I was impressed that this query was zero - shotted and anticipate that more advanced queries would be possible with the right prompting approaches.
Why This Matters
This approach demonstrates how AI-assisted development can accelerate geospatial data engineering:
- Self-documenting schema - Comments travel with the data, accessible to both humans and AI
- Domain knowledge as skills - Complex geographic concepts encoded once, reused forever
- MCP integration - Database becomes an interactive environment for exploration
- Spatial reasoning - AI understands joins like “point-in-polygon” and suggests appropriate DuckDB Spatial (PostGIS) functions.

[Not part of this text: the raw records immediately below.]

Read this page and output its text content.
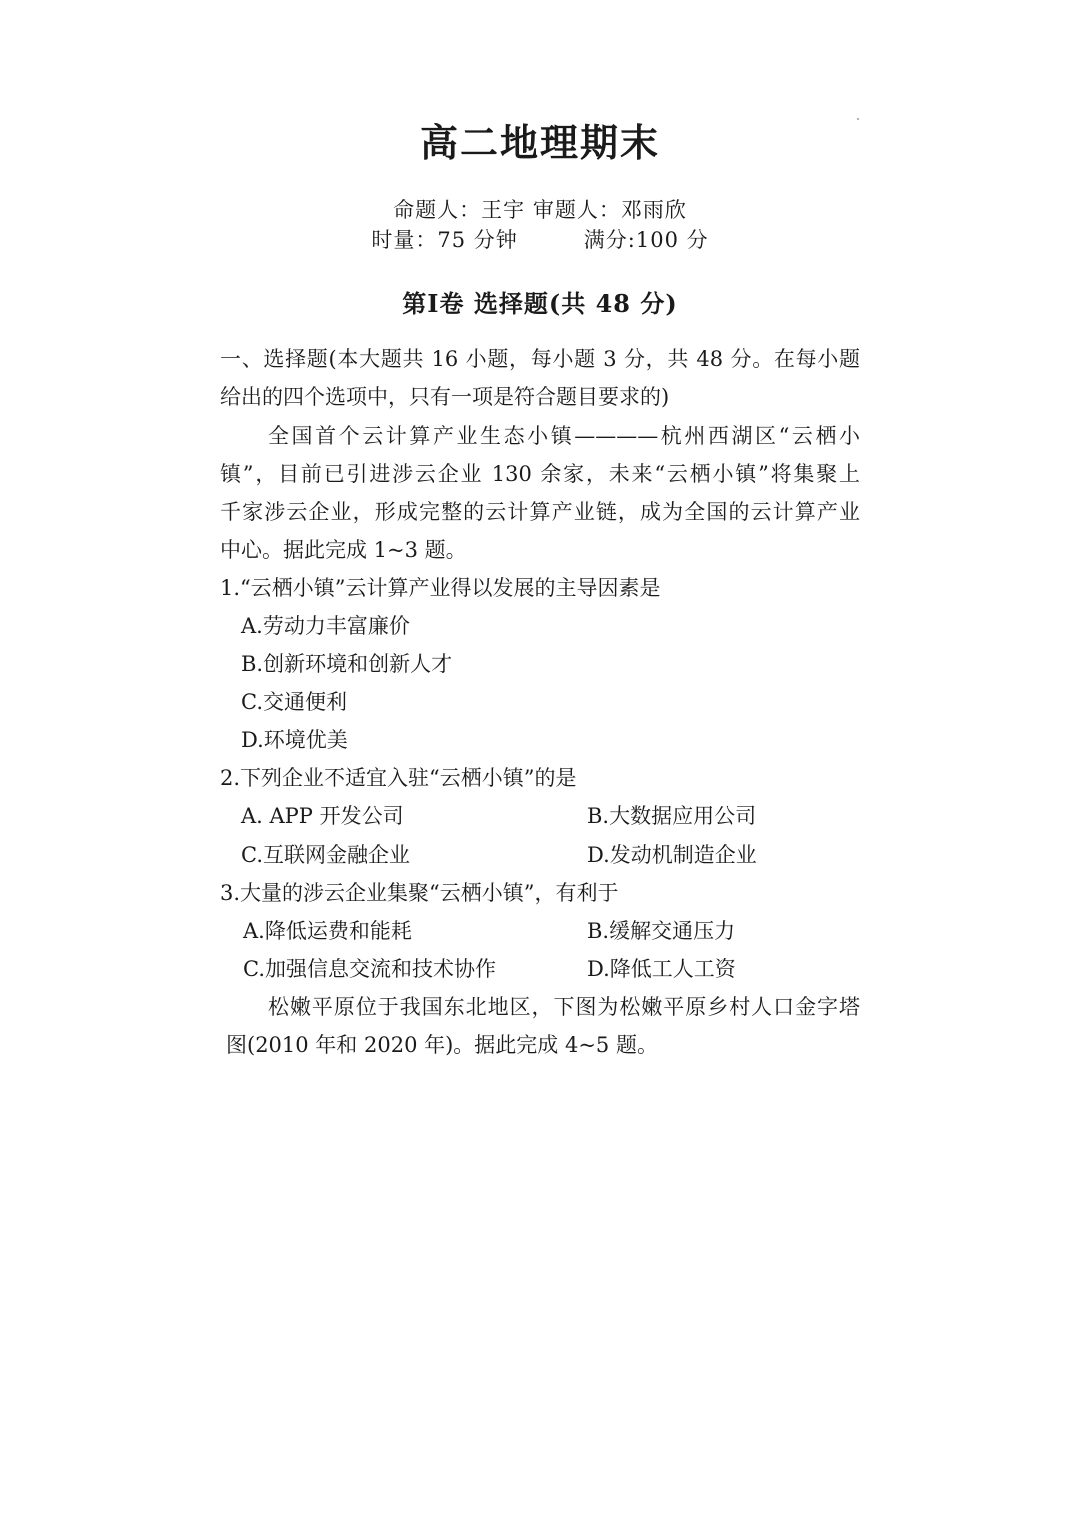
高二地理期末
命题人：王宇 审题人：邓雨欣
时量：75 分钟	满分:100 分
第Ⅰ卷 选择题(共 48 分)
一、选择题(本大题共 16 小题，每小题 3 分，共 48 分。在每小题
给出的四个选项中，只有一项是符合题目要求的)
全国首个云计算产业生态小镇————杭州西湖区“云栖小
镇”，目前已引进涉云企业 130 余家，未来“云栖小镇”将集聚上
千家涉云企业，形成完整的云计算产业链，成为全国的云计算产业
中心。据此完成 1~3 题。
1.“云栖小镇”云计算产业得以发展的主导因素是
A.劳动力丰富廉价
B.创新环境和创新人才
C.交通便利
D.环境优美
2.下列企业不适宜入驻“云栖小镇”的是
A. APP 开发公司	B.大数据应用公司
C.互联网金融企业	D.发动机制造企业
3.大量的涉云企业集聚“云栖小镇”，有利于
A.降低运费和能耗	B.缓解交通压力
C.加强信息交流和技术协作	D.降低工人工资
松嫩平原位于我国东北地区，下图为松嫩平原乡村人口金字塔
图(2010 年和 2020 年)。据此完成 4~5 题。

The combination eliminates the need to:
- Look up ONS geography codes manually
- Remember GSS code structures
- Consult PostGIS documentation for spatial predicates
- Navigate complex geographic hierarchies
Instead, I can ask questions like “Which LSOAs have the worst energy efficiency ratings?” and Claude translates this into working SQL using the documented schema, geographic knowledge, and spatial functions.
Tech Stack
- DuckDB 1.4.0+ with SPATIAL extension
- Python 3.13+ with
uvpackage manager - Click + Rich for CLI/TUI
- Pydantic for data validation
- lxml for XML schema parsing
- httpx for EPC API client
Next Steps
Phase 4 (Gold Layer) will migrate analytics views from legacy SQL into the orchestrated transformation system, completing the medallion architecture with aggregated metrics ready for BI tools, open data exports and corporate reporting functions.
The full project is available at: github.com/stevecrawshaw/data-lake
This post demonstrates how modern AI tools (Claude Code), database design (self-documenting schemas), and domain-specific skills (UK geography) combine to accelerate analytical data platform development.